I don’t have any experience to help you but know what it is like to need a response of someone who cares. I pray that God leads someone to help you in this area whether from the forum or some place else
I don’t have the magic solution for you, but I will try to briefly tell you a bit about what happened in our own family. Although I love the thought of delaying formal education until they are 6, my daughter’s needs really demanded deliberate, formal lessons before that. Part of her learning issues, meant lots and lots of repetitions. Unfortunately I spent most of her 5 year old school year second guessing myself. She doesn’t seem to be making progress, is this the right path?? This guilt played out in all parts of our school day. So maybe it wasn’t a successful year……
The next year, I had the opportunity to have her evaluated, and they gave me some tools to get her set on the right path. Unfortunately there was so much to teach and train that this was an extremely taxing, one on one school year. We had no family school.
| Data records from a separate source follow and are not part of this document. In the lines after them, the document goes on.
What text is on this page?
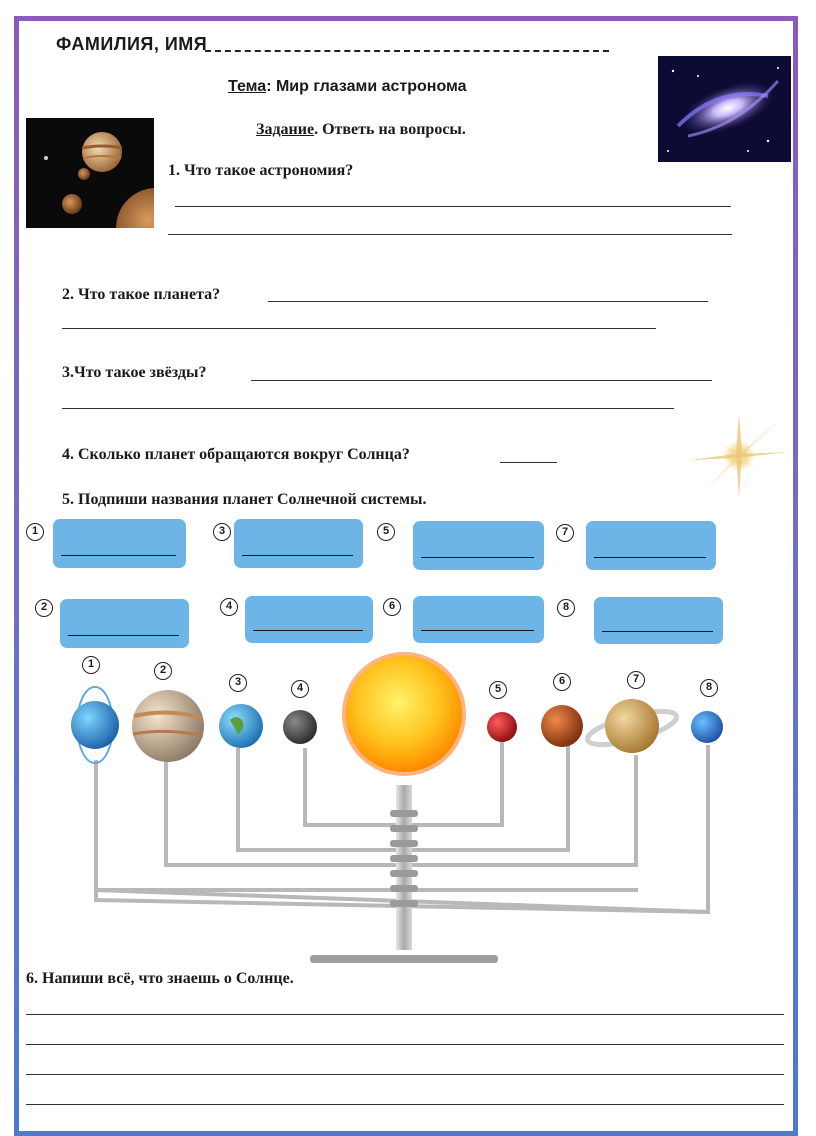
ФАМИЛИЯ, ИМЯ
Тема: Мир глазами астронома
Задание. Ответь на вопросы.
1. Что такое астрономия?
2. Что такое планета?
3.Что такое звёзды?
4. Сколько планет обращаются вокруг Солнца?
5. Подпиши названия планет Солнечной системы.
1	3	5	7
2	4	6	8
1	2
3	4	5
6	7
8
6. Напиши всё, что знаешь о Солнце.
This year, she is better trained, she is becoming more independent, and much to the delight of all of our family, family time has reappeared. I have found time to spend with my younger two children and my oldest child, is very adjusted to our circumstances and thrives with all of the independent time she gets.
If your daughter is emotionally delayed, but academically smart, I would go with your instinct and focus her ‘school’ time on habit training. I would address some of her other issues.
Her school time with her big brother can hopefully be trained. You can begin to read some books together and do some projects together, but if she quits, let her. They can do music, nature study, chores, and exercise together.
If you know, she is going to interrupt school, I would factor that into your plans. Train your older son to become independent, where it is feasible. You might have to use more audios and you tubes than you want for science and history, but he will still learn. I wouldn’t exactly factor her into the choices you make for him, except that if it is 100% you doing the teaching and you won’t have the time, I wouldn’t get it. I wouldn’t worry that it is over her head.
If you aren’t sure how you will address your daughter’s need, try to get some guidelines. Maybe her ABA school will be able to direct you. If you can avoid it, don’t second guess yourself all year.
Enjoy the training and the journey!
Your thoughts are so well put, I think you will figure out a plan.
I had a daily Health, Safety, and Manners class. The format varied from books, videos, practice play sessions such as “Mother May I” type games. Difflearn.com has many good materials. Your older son can join the fun.